Every now and then a major news outlet gets carried away and reports that Bitcoin will consume all the world’s power.
A conspiracy theorist might say that such stories are instigated by the international banking cartels in order to stoke fears that Bitcoin is not a sustainable alternative to fiat currency, and recent findings by experts on the matter will do nothing to assuage such beliefs. The fact is, it’s not possible for Bitcoin to consume all the world’s power and moreover, the metrics used to reach such conclusions were faulty in the first place.
Responding to an article published in Nature Climate Change and an earlier one published in Newsweek, a Dr. Jonathan Koomey has pointed out that the methodology used to make conclusions such as “Bitcoin mining on track to consume all of the world’s energy by 2020” or “Bitcoin emissions alone could push global warming above 2°C” is not sound.
While I encourage everyone in the electricity sector to track Bitcoin as a potential source of new load growth, please use caution and avoid being misled by the hype. Breathless media coverage papers over the uncertainties in the underlying data, and makes it seem like Bitcoin is taking over the world, but in fact it’s likely only 0.1% of global electricity consumption, and it is unlikely to continue growing at recent historical rates.
Also during his interesting response, he points out that Bitcoin is not the first technology to be targeted and vilified as an energy hog. He points to reporting from the early 2000s which asserted that the Internet as a whole was using more than 10% of the world’s electricity and that in fact these assertions were false, but it wasn’t for years that the claims were successfully debunked, largely because good science takes time and quality data collection is hard.
“Misleading factoids about information technology electricity use emerged from coal-industry funded studies around the year 2000, at the time of the first dot com bubble and the California electricity crisis. They popped up again, from the same authors and funders, in 2005 and 2013,” he wrote. “The claims were reported in every major newspaper, cited by investment banking reports and politicians of both political parties, and avidly promoted by people and companies who should have known better […] All of these claims turned out to be bunk, but it took years of creating peer reviewed research to prove it. We found that the Internet (defined as those authors defined it) used only 1% of US electricity in 2000, all computers used 3%, the total would never grow to half of all electricity use, and that the factoid about the wireless Palm VII overestimated networking electricity by a factor of 2000.”

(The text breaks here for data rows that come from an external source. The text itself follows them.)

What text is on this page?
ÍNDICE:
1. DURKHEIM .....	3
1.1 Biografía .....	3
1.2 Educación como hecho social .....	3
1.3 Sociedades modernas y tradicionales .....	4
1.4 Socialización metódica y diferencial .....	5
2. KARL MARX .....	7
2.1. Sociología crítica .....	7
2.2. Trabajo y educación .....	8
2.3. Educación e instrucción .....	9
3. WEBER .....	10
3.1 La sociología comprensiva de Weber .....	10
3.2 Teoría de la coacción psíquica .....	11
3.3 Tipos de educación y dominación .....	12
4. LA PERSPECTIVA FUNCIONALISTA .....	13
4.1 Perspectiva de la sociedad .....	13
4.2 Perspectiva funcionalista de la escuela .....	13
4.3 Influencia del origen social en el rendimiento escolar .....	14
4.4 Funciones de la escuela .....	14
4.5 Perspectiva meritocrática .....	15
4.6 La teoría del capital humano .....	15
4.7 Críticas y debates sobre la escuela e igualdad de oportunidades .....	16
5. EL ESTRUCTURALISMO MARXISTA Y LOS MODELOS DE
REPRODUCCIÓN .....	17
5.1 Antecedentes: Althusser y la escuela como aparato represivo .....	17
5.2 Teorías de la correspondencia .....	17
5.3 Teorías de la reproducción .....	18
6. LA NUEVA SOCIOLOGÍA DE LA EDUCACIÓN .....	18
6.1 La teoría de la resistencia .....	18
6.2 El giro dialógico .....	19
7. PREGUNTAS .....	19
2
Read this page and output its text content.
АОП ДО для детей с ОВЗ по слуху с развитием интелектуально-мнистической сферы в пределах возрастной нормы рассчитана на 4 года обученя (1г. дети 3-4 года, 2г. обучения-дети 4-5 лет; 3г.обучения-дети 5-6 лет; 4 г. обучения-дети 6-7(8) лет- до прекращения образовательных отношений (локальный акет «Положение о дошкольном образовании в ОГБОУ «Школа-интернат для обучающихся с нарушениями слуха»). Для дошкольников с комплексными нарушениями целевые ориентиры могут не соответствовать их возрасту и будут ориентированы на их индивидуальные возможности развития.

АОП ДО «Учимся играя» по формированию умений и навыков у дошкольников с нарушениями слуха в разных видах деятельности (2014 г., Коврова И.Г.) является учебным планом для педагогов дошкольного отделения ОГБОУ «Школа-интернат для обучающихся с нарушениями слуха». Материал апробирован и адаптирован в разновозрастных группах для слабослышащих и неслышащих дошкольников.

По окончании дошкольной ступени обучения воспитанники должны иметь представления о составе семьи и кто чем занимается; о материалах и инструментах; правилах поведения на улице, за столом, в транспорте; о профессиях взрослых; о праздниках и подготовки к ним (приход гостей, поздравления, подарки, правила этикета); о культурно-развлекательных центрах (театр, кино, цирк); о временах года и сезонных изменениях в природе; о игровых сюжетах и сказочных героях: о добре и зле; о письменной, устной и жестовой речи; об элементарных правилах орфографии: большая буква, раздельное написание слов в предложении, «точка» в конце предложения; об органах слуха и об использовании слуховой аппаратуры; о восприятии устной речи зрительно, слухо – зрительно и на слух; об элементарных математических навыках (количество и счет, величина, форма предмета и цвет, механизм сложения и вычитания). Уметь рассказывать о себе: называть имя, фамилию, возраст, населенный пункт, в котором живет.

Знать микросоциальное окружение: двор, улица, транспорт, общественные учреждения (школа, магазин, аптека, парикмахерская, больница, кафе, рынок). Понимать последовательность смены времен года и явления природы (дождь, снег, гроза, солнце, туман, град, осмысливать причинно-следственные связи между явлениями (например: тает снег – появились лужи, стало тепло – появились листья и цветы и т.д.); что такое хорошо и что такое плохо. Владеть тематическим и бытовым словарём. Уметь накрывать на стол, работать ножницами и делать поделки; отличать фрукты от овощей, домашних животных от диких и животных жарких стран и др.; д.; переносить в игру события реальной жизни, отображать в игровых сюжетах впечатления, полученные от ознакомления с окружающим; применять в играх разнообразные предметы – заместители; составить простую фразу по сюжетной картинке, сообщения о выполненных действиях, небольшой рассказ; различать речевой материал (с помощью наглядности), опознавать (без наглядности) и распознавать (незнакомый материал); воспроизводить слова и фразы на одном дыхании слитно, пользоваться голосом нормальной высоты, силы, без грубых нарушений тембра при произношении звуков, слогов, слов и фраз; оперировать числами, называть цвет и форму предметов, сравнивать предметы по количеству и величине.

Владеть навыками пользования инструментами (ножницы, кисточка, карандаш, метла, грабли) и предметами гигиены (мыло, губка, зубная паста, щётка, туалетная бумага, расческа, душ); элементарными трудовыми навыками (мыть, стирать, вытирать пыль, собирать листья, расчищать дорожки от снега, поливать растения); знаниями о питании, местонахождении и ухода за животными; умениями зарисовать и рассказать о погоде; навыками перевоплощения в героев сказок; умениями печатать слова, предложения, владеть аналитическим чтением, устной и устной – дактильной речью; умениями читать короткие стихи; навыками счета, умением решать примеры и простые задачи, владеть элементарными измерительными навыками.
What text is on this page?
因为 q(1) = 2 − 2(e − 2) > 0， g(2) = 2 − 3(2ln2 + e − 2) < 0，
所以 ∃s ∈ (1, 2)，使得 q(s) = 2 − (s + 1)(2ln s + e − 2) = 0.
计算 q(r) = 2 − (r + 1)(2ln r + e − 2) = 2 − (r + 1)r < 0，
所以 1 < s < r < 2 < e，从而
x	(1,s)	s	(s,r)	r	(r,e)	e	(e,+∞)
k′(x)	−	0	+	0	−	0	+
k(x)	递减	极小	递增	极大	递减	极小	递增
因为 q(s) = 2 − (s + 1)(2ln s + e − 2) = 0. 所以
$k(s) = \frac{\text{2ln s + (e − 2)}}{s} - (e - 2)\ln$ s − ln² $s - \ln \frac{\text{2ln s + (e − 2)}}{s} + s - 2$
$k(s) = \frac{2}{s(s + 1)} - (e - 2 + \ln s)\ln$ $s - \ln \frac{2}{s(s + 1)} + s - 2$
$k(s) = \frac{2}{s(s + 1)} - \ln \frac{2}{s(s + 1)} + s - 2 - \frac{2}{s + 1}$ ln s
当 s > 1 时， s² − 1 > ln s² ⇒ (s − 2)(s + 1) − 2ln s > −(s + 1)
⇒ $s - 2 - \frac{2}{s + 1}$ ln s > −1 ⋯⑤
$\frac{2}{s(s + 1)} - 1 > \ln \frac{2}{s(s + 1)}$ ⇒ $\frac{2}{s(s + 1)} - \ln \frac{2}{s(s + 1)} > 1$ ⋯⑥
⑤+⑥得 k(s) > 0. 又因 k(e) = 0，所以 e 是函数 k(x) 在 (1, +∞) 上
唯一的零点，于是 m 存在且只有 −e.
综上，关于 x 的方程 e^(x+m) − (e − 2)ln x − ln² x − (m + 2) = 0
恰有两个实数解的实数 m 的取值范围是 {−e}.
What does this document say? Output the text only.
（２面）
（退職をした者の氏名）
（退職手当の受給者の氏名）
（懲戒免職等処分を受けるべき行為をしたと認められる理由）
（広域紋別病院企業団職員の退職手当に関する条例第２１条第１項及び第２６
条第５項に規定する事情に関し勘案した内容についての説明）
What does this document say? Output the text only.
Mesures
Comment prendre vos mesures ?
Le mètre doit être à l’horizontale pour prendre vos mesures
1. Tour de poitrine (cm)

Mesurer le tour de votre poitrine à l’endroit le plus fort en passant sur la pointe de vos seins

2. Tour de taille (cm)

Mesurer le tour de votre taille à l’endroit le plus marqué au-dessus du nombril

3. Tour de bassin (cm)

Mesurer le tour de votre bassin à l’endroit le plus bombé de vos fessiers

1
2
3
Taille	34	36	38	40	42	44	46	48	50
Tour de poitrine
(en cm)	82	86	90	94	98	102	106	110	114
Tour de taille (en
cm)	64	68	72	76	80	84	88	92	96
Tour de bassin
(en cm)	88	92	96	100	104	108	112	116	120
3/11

Total Bitcoin Mining Power Usage? Less than 1%
According to Koomey, total Bitcoin mining usage of the world’s electricity supply currently sits at about 0.1%. Importantly, it is not scheduled to continue growth at recent rates.
While he says that Bitcoin is certainly an important factor for electric companies to consider as they expand operations, recent reporting on the subject does nothing to help. “It’s not a crisis, but we need more research.”
It’s interesting how far misinformation can go. As we went to press with this story, the Washington Post published yet another article on the subject of Bitcoin being a bane to climate change. It would be useful if experts with countering opinions were consulted by such outlets from time to time. The Post writes:
But the study then compared a hypothetical future rate of bitcoin adoption to the history of technologies such as the credit card, the dishwasher and electricity itself, and it found that if bitcoin continues to catch on — and if computations to record transactions and generate new bitcoin become ever more complex and demanding — greenhouse gas emissions from the mining could explode.
Certainly, Bitcoin uses a lot of energy, but mining hardware also becomes more efficient with every new generation, and the amount of energy available in the world also increases regardless of Bitcoin.
Such reporting around them seems to imply that the world would be better off – in a literal way – without Bitcoin. Such notions fail to take into account the many positive ways that Bitcoin and other cryptocurrencies can contribute to solving the world’s problems.